Wednesday 26 June 2013

Marching for Special Needs support, grrr

Raising a child with special needs is a political act. I like politics generally, although the past few years  my insatiable appetite for news has found me switching the radio to the classical station and reacquainting myself with old CDs, this week I am loving Joan Baez's Play Me Backwards. For the first time in my life I am disgusted with politicians on both sides of the Atlantic. I used to think highly of quite a few politicians. Imagine that.

We joined a nationwide march in support of Special Needs Assistants. We marched from the cathedral to Eyre square. Lily carried a small sign: Support me now so I can support myself soon. A long legged photographer from the Irish Independent took a few photographs of her and a reporter interviewed her. Yes, Lily said, I need some help at school. Yes, I would like to go to University. When I grow up I would like to be a poetry, like my Mom.

She already is poetry.

And I am still fuming. I can only think of two places where parents of children with special needs don't have to fight, constantly, for simple things. Sweden and New Zealand. |Or so I've read, I hope it is true.

The march was sweet. Too damned sweet. It was appropriately solemn. Galway was dead quiet at 6 p.m., bad timing for a march. There was no loudmouthed politician, priest, poet to rouse the small crowd. Most of young children with Down syndrome don't like loud noise, so that may have been okay. No visible outrage except for the steam coming out of my ears.

 Lily was the oldest Trisomy 21 protester. I think she will be okay, she has determination, an interest in many things, loves books and has a pissed off Mom. My heart was breaking for the younger ones. Baby Patrick in his buggy sucking his dummy the way Maggie Simpson does. Another little man in a buggy with a feeding tube. Our gorgeous 3rd class neighbor who looked smashing in her Ballinderreen National School uniform and stylish glasses. If these children get proper educational support, and I mean support that challenges and pushes as well as loves--they will grow to be independent adults able to work and live in any community.

Solemnity drove home with us until I yelled at Lily for picking her nose. Use the *xx@£ tissue. The finger mined deeper. Don't yell at me, she said. I'm fragile.
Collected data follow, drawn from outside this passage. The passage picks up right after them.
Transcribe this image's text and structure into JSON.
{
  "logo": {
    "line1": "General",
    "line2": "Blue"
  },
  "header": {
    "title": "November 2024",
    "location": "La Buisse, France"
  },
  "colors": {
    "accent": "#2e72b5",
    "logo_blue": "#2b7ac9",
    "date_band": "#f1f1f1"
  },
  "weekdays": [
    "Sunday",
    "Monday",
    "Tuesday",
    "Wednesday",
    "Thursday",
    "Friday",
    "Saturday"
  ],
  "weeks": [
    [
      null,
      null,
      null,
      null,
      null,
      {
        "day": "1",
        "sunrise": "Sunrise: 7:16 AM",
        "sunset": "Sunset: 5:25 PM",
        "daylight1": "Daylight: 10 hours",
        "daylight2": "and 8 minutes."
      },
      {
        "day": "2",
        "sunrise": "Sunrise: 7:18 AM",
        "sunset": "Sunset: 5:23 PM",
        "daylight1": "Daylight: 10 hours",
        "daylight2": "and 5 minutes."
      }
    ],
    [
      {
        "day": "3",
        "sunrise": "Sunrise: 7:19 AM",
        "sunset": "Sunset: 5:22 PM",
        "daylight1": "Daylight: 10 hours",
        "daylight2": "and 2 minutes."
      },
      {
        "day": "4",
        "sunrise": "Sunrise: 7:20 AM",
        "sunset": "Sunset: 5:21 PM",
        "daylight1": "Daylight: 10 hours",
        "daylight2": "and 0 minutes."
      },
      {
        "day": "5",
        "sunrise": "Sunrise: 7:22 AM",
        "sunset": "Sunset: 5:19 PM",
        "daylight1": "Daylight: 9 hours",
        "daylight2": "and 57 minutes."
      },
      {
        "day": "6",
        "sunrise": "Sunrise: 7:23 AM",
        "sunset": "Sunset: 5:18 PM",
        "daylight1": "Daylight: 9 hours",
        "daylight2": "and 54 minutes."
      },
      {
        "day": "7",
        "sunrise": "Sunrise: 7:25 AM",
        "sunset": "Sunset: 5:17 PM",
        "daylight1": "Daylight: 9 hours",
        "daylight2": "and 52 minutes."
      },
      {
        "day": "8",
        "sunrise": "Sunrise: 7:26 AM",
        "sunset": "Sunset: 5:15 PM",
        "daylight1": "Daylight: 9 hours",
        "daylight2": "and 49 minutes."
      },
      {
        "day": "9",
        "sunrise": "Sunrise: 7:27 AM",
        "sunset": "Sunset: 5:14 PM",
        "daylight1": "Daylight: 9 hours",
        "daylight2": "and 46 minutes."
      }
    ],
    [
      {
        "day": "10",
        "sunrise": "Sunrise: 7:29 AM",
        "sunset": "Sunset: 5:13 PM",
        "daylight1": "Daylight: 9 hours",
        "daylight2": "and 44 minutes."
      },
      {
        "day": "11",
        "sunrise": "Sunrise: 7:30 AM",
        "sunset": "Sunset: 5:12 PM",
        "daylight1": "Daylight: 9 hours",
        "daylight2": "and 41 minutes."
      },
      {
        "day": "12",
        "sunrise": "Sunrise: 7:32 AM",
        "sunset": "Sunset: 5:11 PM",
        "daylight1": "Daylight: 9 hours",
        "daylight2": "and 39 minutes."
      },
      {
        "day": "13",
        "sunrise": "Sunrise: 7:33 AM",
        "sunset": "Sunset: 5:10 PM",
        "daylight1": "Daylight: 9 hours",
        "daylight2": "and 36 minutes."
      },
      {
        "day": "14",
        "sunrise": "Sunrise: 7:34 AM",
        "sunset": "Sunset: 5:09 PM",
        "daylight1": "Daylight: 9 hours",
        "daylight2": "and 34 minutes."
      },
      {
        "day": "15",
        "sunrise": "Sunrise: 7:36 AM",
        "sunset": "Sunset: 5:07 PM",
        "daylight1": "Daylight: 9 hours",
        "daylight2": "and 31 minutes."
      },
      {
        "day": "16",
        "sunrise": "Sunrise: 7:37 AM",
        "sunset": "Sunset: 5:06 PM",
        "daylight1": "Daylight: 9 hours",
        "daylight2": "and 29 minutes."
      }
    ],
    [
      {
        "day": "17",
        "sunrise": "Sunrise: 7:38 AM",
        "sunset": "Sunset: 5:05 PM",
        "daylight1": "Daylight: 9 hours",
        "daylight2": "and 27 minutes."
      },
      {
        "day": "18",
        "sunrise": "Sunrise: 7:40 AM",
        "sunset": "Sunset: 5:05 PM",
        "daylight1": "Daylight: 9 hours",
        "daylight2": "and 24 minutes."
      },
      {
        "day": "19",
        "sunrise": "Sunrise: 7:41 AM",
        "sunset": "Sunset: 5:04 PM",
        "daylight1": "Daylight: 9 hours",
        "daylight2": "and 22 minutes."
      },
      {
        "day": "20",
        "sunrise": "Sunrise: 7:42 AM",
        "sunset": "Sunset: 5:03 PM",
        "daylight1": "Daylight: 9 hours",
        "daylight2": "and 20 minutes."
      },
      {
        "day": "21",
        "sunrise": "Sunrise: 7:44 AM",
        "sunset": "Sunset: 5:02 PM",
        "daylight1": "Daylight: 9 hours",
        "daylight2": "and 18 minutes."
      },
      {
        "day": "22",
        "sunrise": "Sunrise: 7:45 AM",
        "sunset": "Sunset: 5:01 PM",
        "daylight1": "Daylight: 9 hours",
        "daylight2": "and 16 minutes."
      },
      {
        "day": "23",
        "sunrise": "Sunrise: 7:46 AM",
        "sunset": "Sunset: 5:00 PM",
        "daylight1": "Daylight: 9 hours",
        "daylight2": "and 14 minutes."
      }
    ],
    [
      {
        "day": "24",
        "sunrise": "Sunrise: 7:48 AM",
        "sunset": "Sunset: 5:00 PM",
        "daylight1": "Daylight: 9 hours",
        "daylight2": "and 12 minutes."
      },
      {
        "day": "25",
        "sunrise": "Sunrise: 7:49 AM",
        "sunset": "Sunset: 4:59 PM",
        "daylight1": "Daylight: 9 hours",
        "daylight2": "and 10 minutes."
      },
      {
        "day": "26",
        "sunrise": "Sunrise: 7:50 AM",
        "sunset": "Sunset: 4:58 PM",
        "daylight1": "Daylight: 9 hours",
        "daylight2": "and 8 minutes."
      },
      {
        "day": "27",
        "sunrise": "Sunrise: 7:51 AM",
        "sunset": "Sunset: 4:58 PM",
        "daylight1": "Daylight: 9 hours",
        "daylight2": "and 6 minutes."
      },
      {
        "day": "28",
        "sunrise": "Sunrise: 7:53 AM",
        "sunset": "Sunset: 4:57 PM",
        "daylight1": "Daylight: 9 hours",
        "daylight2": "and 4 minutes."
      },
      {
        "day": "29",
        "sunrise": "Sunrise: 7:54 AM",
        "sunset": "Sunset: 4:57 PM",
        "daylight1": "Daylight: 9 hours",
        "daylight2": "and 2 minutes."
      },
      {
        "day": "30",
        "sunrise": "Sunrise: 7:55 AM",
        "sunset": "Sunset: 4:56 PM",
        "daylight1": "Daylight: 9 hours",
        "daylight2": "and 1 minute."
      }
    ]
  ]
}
Don't play me backwards. Give me a tissue too. Supposedly the bill to cut SNA's hours was reversed yesterday, but the march went on because us parents trust this government about as much as a polar bear trusts the wacky heatwave currently, and unnaturally, baking Alaska.




1 comment:

  1. Keep fighting the good fight, Mary. Lily is as strong as her Mom; I wish everything for her.